True rest is a willful relinquishment of our personal sovereignty. We give up the delusion that our accomplishments are as important as we think they are. We give up the constant pressure to perform, and we enter the presence of God with nothing to prove, nothing to accomplish. In this way, true rest is quite a bit like sleep. Why are humans programmed to sleep? It serves its biological function, to be sure, but it also serves as a mandatory reminder that we are not in control. We must relinquish ourselves to the sovereignty of God each and every day, to let go and accept the fact that the world will not fall apart just because we've fallen asleep. True rest is like that. It is an acknowledgement that we are human, and that God is God. And in the practice of contemplation--whether it's silent prayer or meditation on the Word or a slow and thoughtful walk in the woods--we begin to see things as they truly are. And then, with that perspective, we realize that although our work is important, it is not as important as we've made it out to be. We realize that it is in detachment from those things that we hold dear, those things that we try to use to define ourselves--our work, our stuff, our family, our status, our accomplishments--it's in detachment from these things that we draw close to God.
A Season of Rest
These are lessons I'm still learning. These past few months haven't been one long, blissful moment of mystical contemplation. I've done my fair share of "wasting" time and cluttering my life with petty distractions. But I've also been able to pray now and then, to establish new disciplines in my life, to read and write and think without worrying that I'm somehow being a poor steward of my time. I've been able to pursue the contemplative life, to devote myself to those things that ought to be pursued as ends rather than merely as means. My hope is that when I return to work--the work of partnering with God's ministry in Calais, Maine--I'll be able to hold on to these perspectives, to take time for true, deep rest, and to put down my slow and tentative roots into the restful heart of God.
I'll close with a quote from Goethe: "I have never bothered or asked in what way I was useful to society as a whole; I contented myself with expressing what I recognized as good and true.
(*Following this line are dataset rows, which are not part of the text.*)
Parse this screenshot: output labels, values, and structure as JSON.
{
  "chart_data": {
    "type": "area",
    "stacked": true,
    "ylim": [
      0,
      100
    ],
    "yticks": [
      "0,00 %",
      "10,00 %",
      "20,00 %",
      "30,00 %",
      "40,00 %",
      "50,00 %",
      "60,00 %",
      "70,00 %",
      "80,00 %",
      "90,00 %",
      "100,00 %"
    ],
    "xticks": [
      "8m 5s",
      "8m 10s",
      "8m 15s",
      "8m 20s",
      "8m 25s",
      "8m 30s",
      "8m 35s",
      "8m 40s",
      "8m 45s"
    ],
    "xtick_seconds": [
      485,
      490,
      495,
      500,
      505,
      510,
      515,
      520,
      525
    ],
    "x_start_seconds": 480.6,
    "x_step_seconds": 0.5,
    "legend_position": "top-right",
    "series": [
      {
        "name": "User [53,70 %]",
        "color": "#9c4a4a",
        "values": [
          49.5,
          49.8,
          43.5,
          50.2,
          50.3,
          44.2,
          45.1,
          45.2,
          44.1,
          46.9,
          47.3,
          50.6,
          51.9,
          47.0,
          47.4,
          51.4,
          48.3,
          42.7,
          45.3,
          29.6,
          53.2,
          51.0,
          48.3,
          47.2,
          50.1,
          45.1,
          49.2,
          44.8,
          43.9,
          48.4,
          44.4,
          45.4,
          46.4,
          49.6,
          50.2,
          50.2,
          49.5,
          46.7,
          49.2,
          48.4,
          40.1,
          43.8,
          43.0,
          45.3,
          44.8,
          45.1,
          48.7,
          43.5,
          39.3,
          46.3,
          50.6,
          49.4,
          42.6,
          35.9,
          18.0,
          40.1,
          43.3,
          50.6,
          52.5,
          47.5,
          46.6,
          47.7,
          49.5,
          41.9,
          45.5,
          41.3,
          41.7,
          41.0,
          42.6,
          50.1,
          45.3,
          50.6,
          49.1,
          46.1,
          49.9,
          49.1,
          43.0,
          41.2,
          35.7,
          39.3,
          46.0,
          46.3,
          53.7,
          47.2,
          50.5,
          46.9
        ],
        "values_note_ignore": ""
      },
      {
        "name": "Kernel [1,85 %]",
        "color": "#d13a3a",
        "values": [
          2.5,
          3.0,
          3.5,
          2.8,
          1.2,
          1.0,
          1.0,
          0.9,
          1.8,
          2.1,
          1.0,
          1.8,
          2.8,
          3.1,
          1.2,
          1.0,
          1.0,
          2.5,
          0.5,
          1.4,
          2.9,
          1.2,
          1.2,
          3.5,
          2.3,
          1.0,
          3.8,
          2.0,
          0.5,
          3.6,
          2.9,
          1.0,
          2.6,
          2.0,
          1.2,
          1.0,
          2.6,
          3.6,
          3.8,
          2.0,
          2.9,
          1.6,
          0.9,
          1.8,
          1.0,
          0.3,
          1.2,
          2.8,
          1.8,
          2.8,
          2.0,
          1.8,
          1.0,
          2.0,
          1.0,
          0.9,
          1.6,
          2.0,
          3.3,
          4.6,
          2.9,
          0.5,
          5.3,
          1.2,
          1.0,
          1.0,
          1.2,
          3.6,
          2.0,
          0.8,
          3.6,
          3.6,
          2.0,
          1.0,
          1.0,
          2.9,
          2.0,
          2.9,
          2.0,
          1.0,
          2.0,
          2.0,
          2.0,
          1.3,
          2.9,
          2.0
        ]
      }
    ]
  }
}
That has certainly been useful in a wide circle; but that was not the aim; it was the necessary result."
Note to My Readers: Due to the busyness of my summer schedule, in which I'm serving as a camp pastor on top of my normal duties, I'll be putting my ongoing Thursday and Friday series on hold until mid-August. All other days will continue to feature new content as usual, and the Thursday and Friday slots will offer devotional and theological reflections (heretofore unpublished) from my seminary years.